Words: Clare Dwyer Hogg
Image: Barney Beech

Does it ever happen to you that the most mundane little thing, the most minute exchange, suddenly triggers a much bigger explosion of feeling than you expect? Instinctively, I hate this kind of event. It’s the equivalent of walking along a peaceful country lane admiring the cowslips, bending down to pick one, and being mowed down by an articulated lorry that roars out of the soil.

My instinct in these situations is to pick myself up, bruised, and shake my fist at the lorry, fast retreating into the distance. Then I’ll stare at the cowslip in my hand, and fervently wish I’d never picked the damned thing. Wish I’d never looked at it. If only I hadn’t walked down that lane. Should have taken a different route. Could have planned a different day… Like I say, I hate the onslaught of being blindsided by unexpected emotion. I would much rather avoid the experience.

It has become clear to me, though, that brushing myself down and stoically walking on, isn’t a way to avoid this experience. It’s a way to guarantee it keeps happening when I least expect it – for the rest of my life. Which isn’t heartening, if I don’t try to change my response. It is very encouraging, however, if I do. If I can bear to sit on the roadside and work out where that crash of emotion came from, I can put a stop to it. And not just put a stop to it: I can institute a change in me, for the better.

The point is, those lorries just don’t come from nowhere. They are deep in an underground car-park, waiting. They’re loaded with emotional cargo, packed with messy emotion and feelings, all tangled and spiky. They may have been there for some time. At some point, I must have unwittingly decided to park them, underneath the surface of my conscious brain. All they need is a little opening above the surface, as small as a gap in the soil, to rev up and emerge at full pelt.

Part of the reason why it is so difficult not just to curse the lorry, fling down the cowslip, and walk on, is because what triggers the emotional onslaught often seems so non-consequential, compared to the force of the reaction. It is often extremely difficult to stand still as unarticulated emotions bash and crash into you from within. Then it’s excruciating to wait until the smoke clears to figure out what their characteristics are. It’s not easy accommodating something we don’t understand.
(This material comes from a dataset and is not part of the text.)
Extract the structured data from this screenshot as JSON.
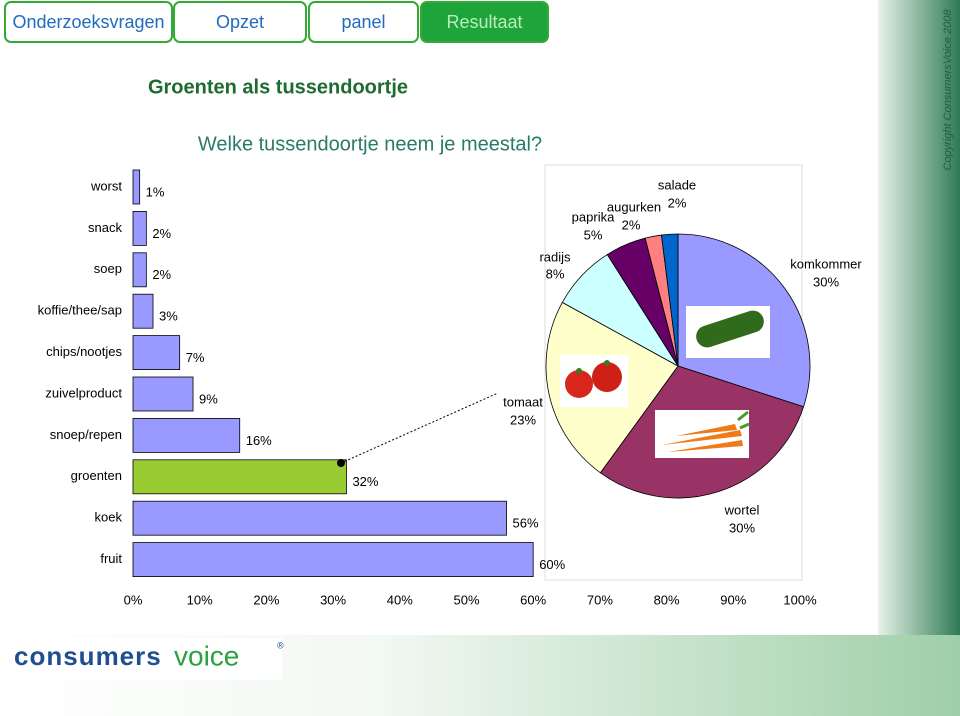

Staring inwards too much means less chance of engaging in life. But when the slightest opening reveals a drive-by in waiting – that has to be examined

Yet I have found that doing it – articulating the process of feelings, no matter how jumbled they are – reveals startlingly quickly what’s going on. Really. It surprised me that putting words to the feelings, no matter how far removed they apparently were from the events that prompted them, really helped. And then those words, all disorganised and in no particular order, would, laid out like a jigsaw, suddenly fit together to make sense.

I stress that this isn’t about deciding to embark upon a massive dig. It isn’t about prompting a naval-gazing exercise of trying to find problems. We’ll always find shards of glass or knotted roots or lost currency if we dig through our own soil. Staring inwards too much means less chance of engaging in life, I think. But when the slightest opening reveals a drive-by in waiting – that has to be examined.

What is really brilliant is when the feelings are named and you can make some links about why they might exist. Something of the power drains from them then, because you can expect them, rather than be unpleasantly surprised every time. And then you can place them. When they’re conscious, they’re more manageable. You might not completely get where they’re coming from straight off, but once they’re on your watch-list, it’s much easier to identify when they rise up each time. In that way, it’s also easier to consciously take a step back when they rear their heads. Rather than being mowed down by them, they’re identified and have boundaries.

Once this happens, it is possible to adjust some fundamentals about how you have previously lived. When I’ve engaged with this process, for instance, I’ve found that I’ve been walking around with certain ideas about myself that are untrue. Every time I ignored the drive-by incidents, though, they went unchallenged. It’s actually very empowering to be able to handle your own feelings and look at what they’re telling you. Their effects change from destructive to constructive.

And that, when you’re tending your own soil, is life-giving rather than soul-destroying.